Jungkook miniğin ağzına götürdüğü poposuna takılacak olan yeni bezi almaya çalıştı. Canını yakmaktan korktuğu için bezi çekiştirmiyordu. "Misun, aşkım ver onu bana."

Misun ise vermemeyi tercih ederek bezi elinde bir ileri bir geri salladı. Çok azıcık salyası akmıştı. Jungkook miniğin sevimliliği karşısında çıplak bacaklarına öpücüklerini dizince Misun'un boşluğuna geldi ve bir anda bez elinden kapıldı. Minik elinden alınan bezi fark etmemiş gibi omega babasını süzdü. Birazdan acıktığını söylemek için ağlamaya karar vermişti.

Omega miniğe yeni kıyafetler giydirdi. Bu seferkiler biraz daha kalındı ve üstelik daha şirindi. Jungkook Misun'u giydirmeyi çok seviyordu. Küçük boyutlardaki parçaların miniğin üstünde görmek fazlasıyla hoşuna gidiyordu.

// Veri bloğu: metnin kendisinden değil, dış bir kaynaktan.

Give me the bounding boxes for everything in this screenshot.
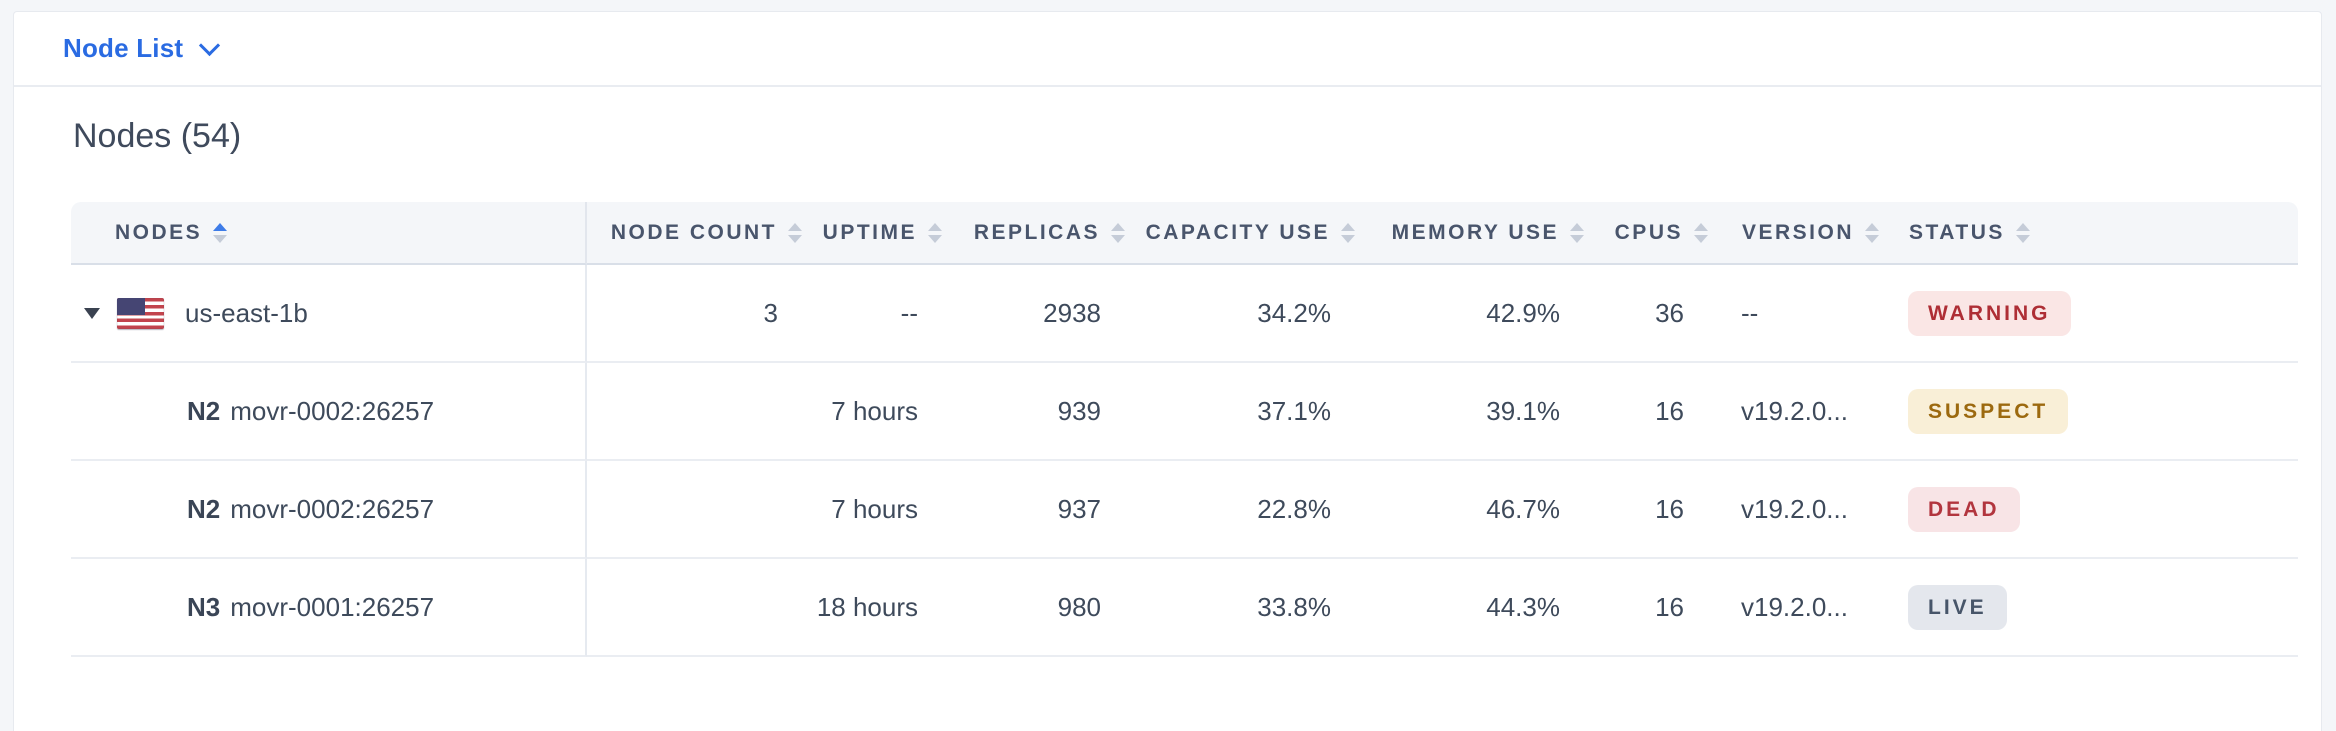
node-id: N3 bbox=[187, 591, 221, 622]
cell-node-count bbox=[587, 461, 792, 559]
cell-cpus: 36 bbox=[1574, 265, 1698, 363]
cell-version: v19.2.0... bbox=[1698, 559, 1895, 657]
table-row-region: us-east-1b 3 -- 2938 34.2% 42.9% 36 -- W… bbox=[71, 265, 2298, 363]
sort-icon bbox=[1341, 222, 1355, 243]
status-badge: SUSPECT bbox=[1908, 388, 2069, 434]
nodes-table: NODES NODE COUNT UPTIME bbox=[71, 202, 2298, 657]
cell-uptime: 7 hours bbox=[792, 461, 932, 559]
region-name: us-east-1b bbox=[185, 297, 308, 328]
status-badge: WARNING bbox=[1908, 290, 2071, 336]
node-address: movr-0002:26257 bbox=[230, 395, 435, 426]
cell-replicas: 939 bbox=[932, 363, 1115, 461]
node-list-card: Node List Nodes (54) NODES bbox=[13, 11, 2322, 731]
cell-replicas: 2938 bbox=[932, 265, 1115, 363]
cell-cpus: 16 bbox=[1574, 559, 1698, 657]
cell-replicas: 937 bbox=[932, 461, 1115, 559]
view-switcher-bar: Node List bbox=[14, 12, 2321, 87]
column-header-replicas[interactable]: REPLICAS bbox=[932, 202, 1125, 265]
table-row-node: N3 movr-0001:26257 18 hours 980 33.8% 44.… bbox=[71, 559, 2298, 657]
column-header-nodes[interactable]: NODES bbox=[71, 202, 587, 265]
table-header-row: NODES NODE COUNT UPTIME bbox=[71, 202, 2298, 265]
status-badge: DEAD bbox=[1908, 486, 2020, 532]
column-header-capacity-use[interactable]: CAPACITY USE bbox=[1115, 202, 1355, 265]
chevron-down-icon bbox=[199, 34, 221, 56]
table-row-node: N2 movr-0002:26257 7 hours 939 37.1% 39.1… bbox=[71, 363, 2298, 461]
cell-node-count bbox=[587, 363, 792, 461]
cell-cpus: 16 bbox=[1574, 461, 1698, 559]
main-content: Nodes (54) NODES NODE bbox=[14, 115, 2321, 657]
cell-version: v19.2.0... bbox=[1698, 363, 1895, 461]
cell-version: -- bbox=[1698, 265, 1895, 363]
cell-capacity-use: 22.8% bbox=[1115, 461, 1345, 559]
sort-icon bbox=[213, 222, 228, 243]
cell-memory-use: 44.3% bbox=[1345, 559, 1574, 657]
cell-uptime: 18 hours bbox=[792, 559, 932, 657]
sort-icon bbox=[1570, 222, 1584, 243]
cell-node-count bbox=[587, 559, 792, 657]
column-header-node-count[interactable]: NODE COUNT bbox=[587, 202, 802, 265]
status-badge: LIVE bbox=[1908, 584, 2007, 630]
collapse-caret-icon[interactable] bbox=[84, 307, 100, 319]
sort-icon bbox=[1111, 222, 1125, 243]
column-header-memory-use[interactable]: MEMORY USE bbox=[1345, 202, 1584, 265]
cell-capacity-use: 33.8% bbox=[1115, 559, 1345, 657]
node-list-dropdown-label[interactable]: Node List bbox=[63, 33, 184, 63]
table-row-node: N2 movr-0002:26257 7 hours 937 22.8% 46.7… bbox=[71, 461, 2298, 559]
column-header-cpus[interactable]: CPUS bbox=[1574, 202, 1708, 265]
cell-node-count: 3 bbox=[587, 265, 792, 363]
sort-icon bbox=[2015, 222, 2030, 243]
column-header-version[interactable]: VERSION bbox=[1698, 202, 1895, 265]
sort-icon bbox=[1865, 222, 1880, 243]
cell-capacity-use: 37.1% bbox=[1115, 363, 1345, 461]
node-list-dropdown[interactable]: Node List bbox=[63, 33, 221, 64]
sort-icon bbox=[788, 222, 802, 243]
cell-version: v19.2.0... bbox=[1698, 461, 1895, 559]
cell-memory-use: 42.9% bbox=[1345, 265, 1574, 363]
cell-uptime: -- bbox=[792, 265, 932, 363]
sort-icon bbox=[1694, 222, 1708, 243]
cell-memory-use: 46.7% bbox=[1345, 461, 1574, 559]
page-title: Nodes (54) bbox=[73, 117, 242, 155]
node-id: N2 bbox=[187, 395, 221, 426]
node-id: N2 bbox=[187, 493, 221, 524]
cell-cpus: 16 bbox=[1574, 363, 1698, 461]
cell-memory-use: 39.1% bbox=[1345, 363, 1574, 461]
node-address: movr-0001:26257 bbox=[230, 591, 435, 622]
sort-icon bbox=[928, 222, 942, 243]
cell-replicas: 980 bbox=[932, 559, 1115, 657]
column-header-uptime[interactable]: UPTIME bbox=[792, 202, 942, 265]
column-header-status[interactable]: STATUS bbox=[1895, 202, 2298, 265]
cell-capacity-use: 34.2% bbox=[1115, 265, 1345, 363]
us-flag-icon bbox=[117, 297, 164, 329]
node-address: movr-0002:26257 bbox=[230, 493, 435, 524]
cell-uptime: 7 hours bbox=[792, 363, 932, 461]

Kucaktaki minik kurt babasının saçlarını karıştırarak arada da etrafı seyrederek aşağı indirildi. Jungkook bahçe kapısının görünmesini engelleyen perdeyi açıp bembeyaz örtü serilmiş bahçeyi Misun'a gösterdi. Misun pek bir şey anlamasa da Jungkook dışarı çıkıp kara yatarak melek yapmak için dakikaları sayacak kadar heyecanlıydı ve bu heyecanını aile fertleriyle paylaşmaktan pek bir keyif duyuyordu.